I told him to get some sleep and let him get back to his work. I don't know why he called. He didn't even harass me about going to NA. I hadn't even got the phone back in my pocket before it rang again. I never used to be this popular.

“Hi,” I said to James. “I have your money.”

“Fantastic. I'm at the airport,” he answered. “I'm headed down to Biloxi to pick up an Embraer Ipanema.” I heard a door open onto the sound of a passing bus.

“Isn't that a song?”

“It's a Brazilian airplane—a type of crop duster. It runs on alcohol.”

“So you're a crop duster pilot.”

“Yeah. For the time being.”

“Isn't crop-dusting a little dangerous?”

“Only if you get careless. Listen, this job just came up. I'm running behind and I've got to catch a flight. I'll be out of town for a couple of days. I was wondering if you have family in town.” He didn't wait for me to answer. “Because I don't have any family here and I thought if you weren't doing anything, we could have Thanksgiving dinner together after I get back.”

I couldn't tell if he was asking me over to his place for Thanksgiving, or if he expected me to cook for him.

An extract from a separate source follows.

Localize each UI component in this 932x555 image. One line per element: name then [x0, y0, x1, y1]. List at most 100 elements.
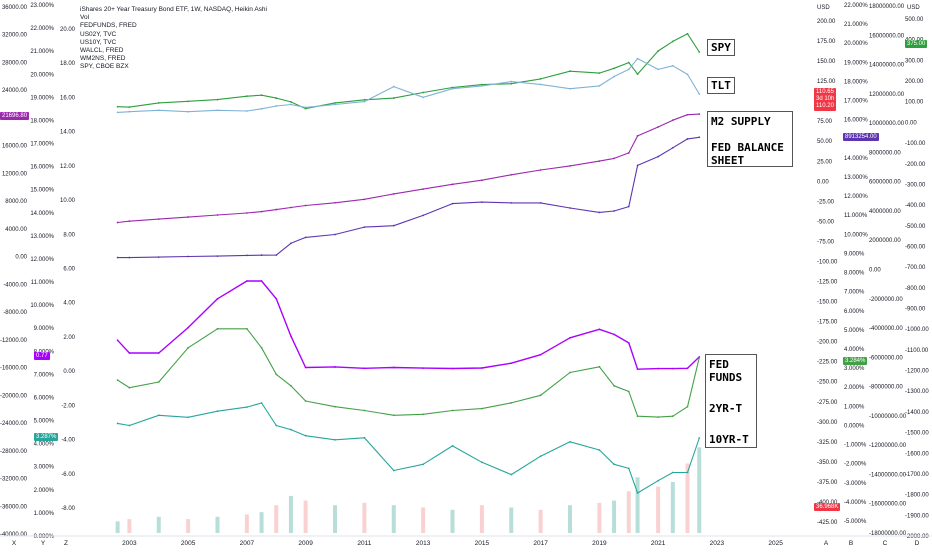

When I didn't answer, he said, “Of course, the only place that'll be open is Cracker Barrel.”

“Cracker Barrel is fine.” He made it easy to say yes.

“Fantastic!” he said. That was two fantastics in one phone call. He was nervous about something, but I didn't know what. I hoped it was just me. “I'll call you when I get back Thursday.”

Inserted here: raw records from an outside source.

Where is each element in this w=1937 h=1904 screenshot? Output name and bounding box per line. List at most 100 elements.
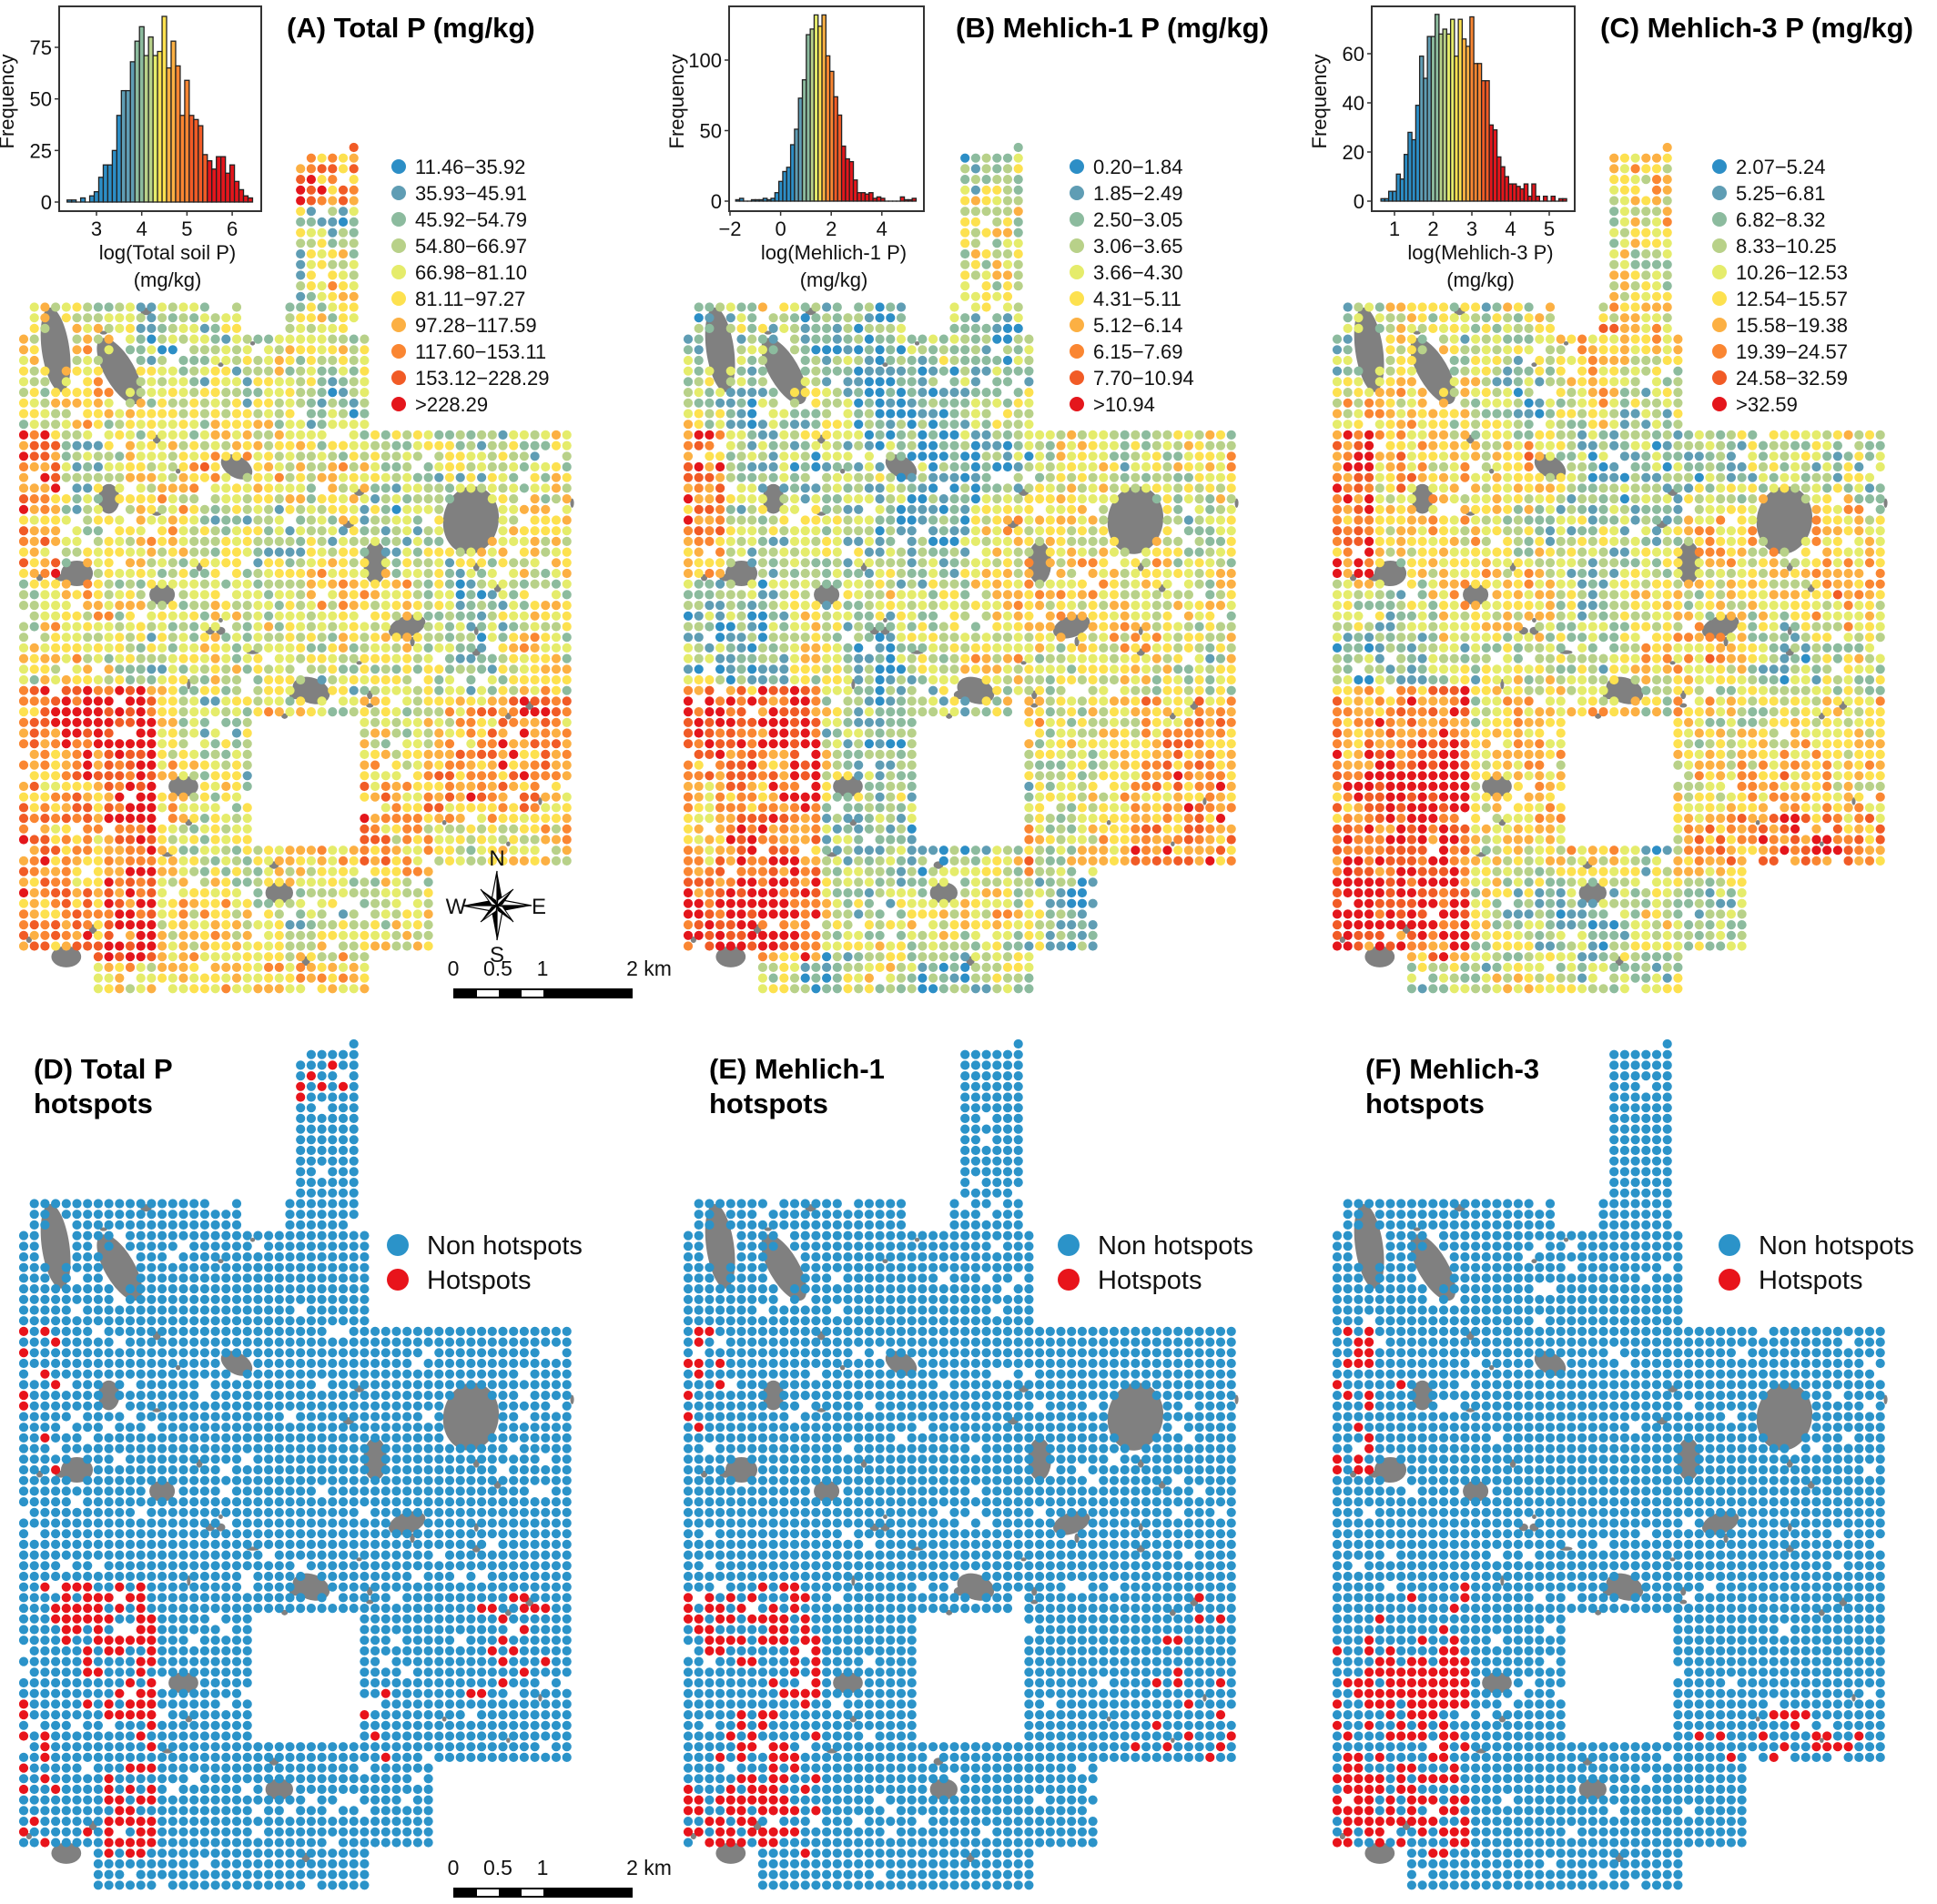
sample-point <box>423 887 433 898</box>
sample-point <box>253 409 263 419</box>
sample-point <box>29 909 39 919</box>
non-hotspot-point <box>328 1604 338 1614</box>
hotspot-point <box>115 1582 125 1592</box>
sample-point <box>61 728 71 738</box>
sample-point <box>338 909 349 919</box>
non-hotspot-point <box>93 1380 103 1390</box>
sample-point <box>157 451 167 461</box>
non-hotspot-point <box>466 1646 476 1656</box>
non-hotspot-point <box>104 1284 114 1294</box>
non-hotspot-point <box>455 1486 465 1496</box>
sample-point <box>178 898 188 908</box>
non-hotspot-point <box>541 1625 551 1635</box>
non-hotspot-point <box>231 1401 242 1411</box>
sample-point <box>125 409 136 419</box>
sample-point <box>231 504 242 514</box>
non-hotspot-point <box>509 1529 519 1539</box>
sample-point <box>360 835 370 845</box>
non-hotspot-point <box>18 1231 29 1241</box>
non-hotspot-point <box>317 1497 327 1507</box>
sample-point <box>93 771 103 781</box>
sample-point <box>167 962 177 972</box>
non-hotspot-point <box>167 1656 177 1666</box>
sample-point <box>72 792 82 802</box>
sample-point <box>391 887 401 898</box>
sample-point <box>136 302 146 312</box>
non-hotspot-point <box>541 1710 551 1720</box>
sample-point <box>264 877 274 887</box>
sample-point <box>83 355 93 366</box>
non-hotspot-point <box>274 1604 284 1614</box>
sample-point <box>317 461 327 472</box>
sample-point <box>125 547 136 557</box>
sample-point <box>402 568 412 579</box>
sample-point <box>423 696 433 706</box>
non-hotspot-point <box>125 1475 136 1485</box>
sample-point <box>253 866 263 876</box>
sample-point <box>423 483 433 493</box>
sample-point <box>167 973 177 983</box>
non-hotspot-point <box>328 1433 338 1443</box>
non-hotspot-point <box>306 1081 316 1091</box>
sample-point <box>242 388 252 398</box>
sample-point <box>487 483 497 493</box>
non-hotspot-point <box>136 1486 146 1496</box>
sample-point <box>274 568 284 579</box>
sample-point <box>167 898 177 908</box>
sample-point <box>466 483 476 493</box>
sample-point <box>210 909 220 919</box>
sample-point <box>391 643 401 653</box>
hotspot-point <box>40 1731 50 1741</box>
sample-point <box>509 579 519 589</box>
hotspot-point <box>18 1348 29 1358</box>
sample-point <box>306 153 316 163</box>
non-hotspot-point <box>498 1593 508 1603</box>
sample-point <box>72 877 82 887</box>
sample-point <box>221 526 231 536</box>
lake-shape <box>249 340 256 346</box>
sample-point <box>264 866 274 876</box>
sample-point <box>434 568 444 579</box>
non-hotspot-point <box>115 1199 125 1209</box>
sample-point <box>423 941 433 951</box>
sample-point <box>370 920 380 930</box>
sample-point <box>29 941 39 951</box>
sample-point <box>242 717 252 727</box>
sample-point <box>40 771 50 781</box>
non-hotspot-point <box>29 1210 39 1220</box>
sample-point <box>147 420 157 430</box>
sample-point <box>29 846 39 856</box>
sample-point <box>360 515 370 525</box>
sample-point <box>18 472 29 482</box>
sample-point <box>530 558 540 568</box>
non-hotspot-point <box>487 1529 497 1539</box>
non-hotspot-point <box>519 1582 530 1592</box>
non-hotspot-point <box>18 1486 29 1496</box>
non-hotspot-point <box>317 1337 327 1347</box>
sample-point <box>178 633 188 643</box>
non-hotspot-point <box>541 1380 551 1390</box>
sample-point <box>242 739 252 749</box>
non-hotspot-point <box>136 1199 146 1209</box>
sample-point <box>178 846 188 856</box>
non-hotspot-point <box>178 1614 188 1624</box>
sample-point <box>328 887 338 898</box>
sample-point <box>189 504 199 514</box>
sample-point <box>274 696 284 706</box>
sample-point <box>370 451 380 461</box>
non-hotspot-point <box>199 1231 209 1241</box>
non-hotspot-point <box>115 1656 125 1666</box>
sample-point <box>51 898 61 908</box>
non-hotspot-point <box>18 1305 29 1315</box>
non-hotspot-point <box>29 1593 39 1603</box>
non-hotspot-point <box>338 1518 349 1528</box>
sample-point <box>147 664 157 674</box>
non-hotspot-point <box>104 1326 114 1336</box>
sample-point <box>210 590 220 600</box>
non-hotspot-point <box>380 1677 390 1688</box>
non-hotspot-point <box>349 1369 359 1379</box>
sample-point <box>178 334 188 344</box>
non-hotspot-point <box>551 1604 562 1614</box>
sample-point <box>455 685 465 695</box>
non-hotspot-point <box>178 1710 188 1720</box>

I gave him my address and told him to pick me up at six o'clock.

“I'm about to go through security so I have to hang up.”

So hang up
. Instead, I said, “Have a safe flight.”

“Thanks. Bye.” He finally hung up. I tried to picture James's face. Mostly, I remembered how young he looked. He didn't sound young on the phone. I felt a little guilty about being so attracted to him. But only a little.

*   *   *

I found Trey and Deiter digging through a garbage can at the back of the Laundromat, spreading garbage on the floor while Grant filmed them. Walter was leaning against a dryer with his mouth hanging open. As I came in, Trey looked up and pointed for me to stay at the door, as though I had a communicable disease.